The only thing I actually use the Zaurus for in real life is as an
ebook reader. It’s a really good screen that works well in a
wide variety of lighting conditions, so I put everything I can
onto the SD card and read it on the Zaurus.
A lot of the reading matter that’s available electronically is in
the form of PDF files. There are pdf viewers available for the
Zaurus, but none of them seem really suitable for ebook reading.
So I’ve been converting them to html via
pdftohtml. The problem is that this is a fairly naïve
conversion that uses <br> for both the end of a line and the end
of a paragraph. So I’m experimenting with simple scripts that
will remove the <br>’s that are just the end of a line, and
translate the ones that are between paragraphs into <p>’s.

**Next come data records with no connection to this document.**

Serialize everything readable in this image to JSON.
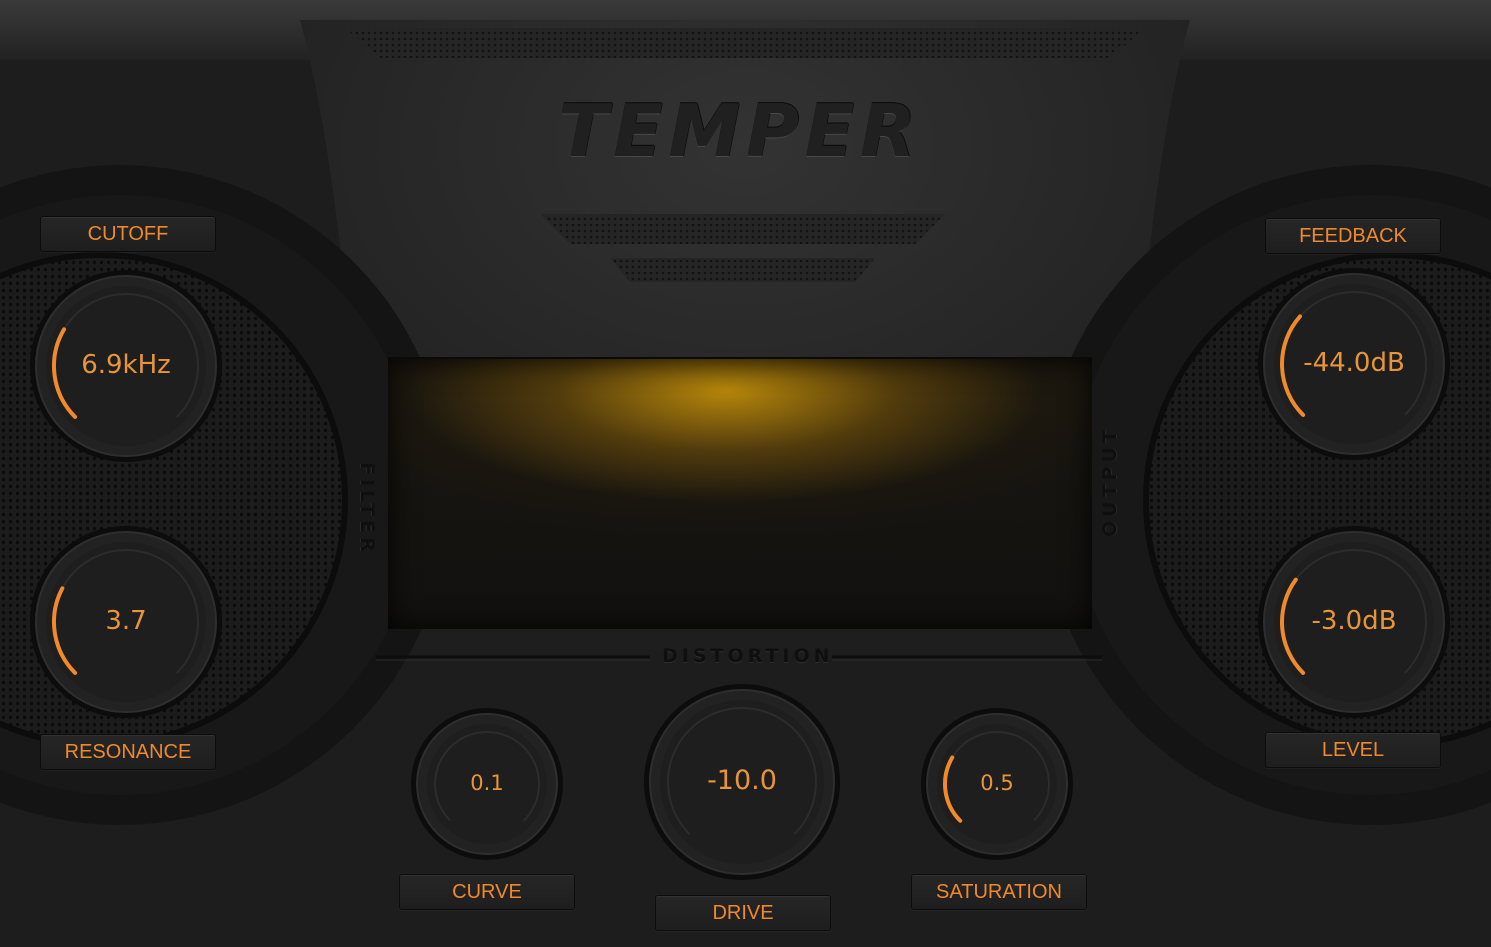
{
  "brand": {
    "logo_text": "TEMPER"
  },
  "display": {
    "glow_color": "#c08a0c"
  },
  "sections": {
    "filter": "FILTER",
    "output": "OUTPUT",
    "distortion": "DISTORTION"
  },
  "accent_color": "#f08a2a",
  "knobs": {
    "cutoff": {
      "label": "CUTOFF",
      "value": "6.9kHz",
      "fraction": 0.28
    },
    "resonance": {
      "label": "RESONANCE",
      "value": "3.7",
      "fraction": 0.27
    },
    "feedback": {
      "label": "FEEDBACK",
      "value": "-44.0dB",
      "fraction": 0.32
    },
    "level": {
      "label": "LEVEL",
      "value": "-3.0dB",
      "fraction": 0.3
    },
    "curve": {
      "label": "CURVE",
      "value": "0.1",
      "fraction": 0.0
    },
    "drive": {
      "label": "DRIVE",
      "value": "-10.0",
      "fraction": 0.0
    },
    "saturation": {
      "label": "SATURATION",
      "value": "0.5",
      "fraction": 0.28
    }
  }
}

The best thing would be if pdftohtml would put two <br>’s
for the ones that are paragraphs, the way we do when we’re
typing, but it doesn’t. But it does seem to put those at the end
of a line, whereas the ones in the middle of a line are just
line breaks.
So the approach I’m trying now is to change any <br> that’s
at the end of a line to a <p>, and then delete all the
<br>’s. I just did that in emacs last night, but if it
works well, I’ll write a script.
Laura Conrad
Last modified: Fri Feb 17 09:59:30 EST 2006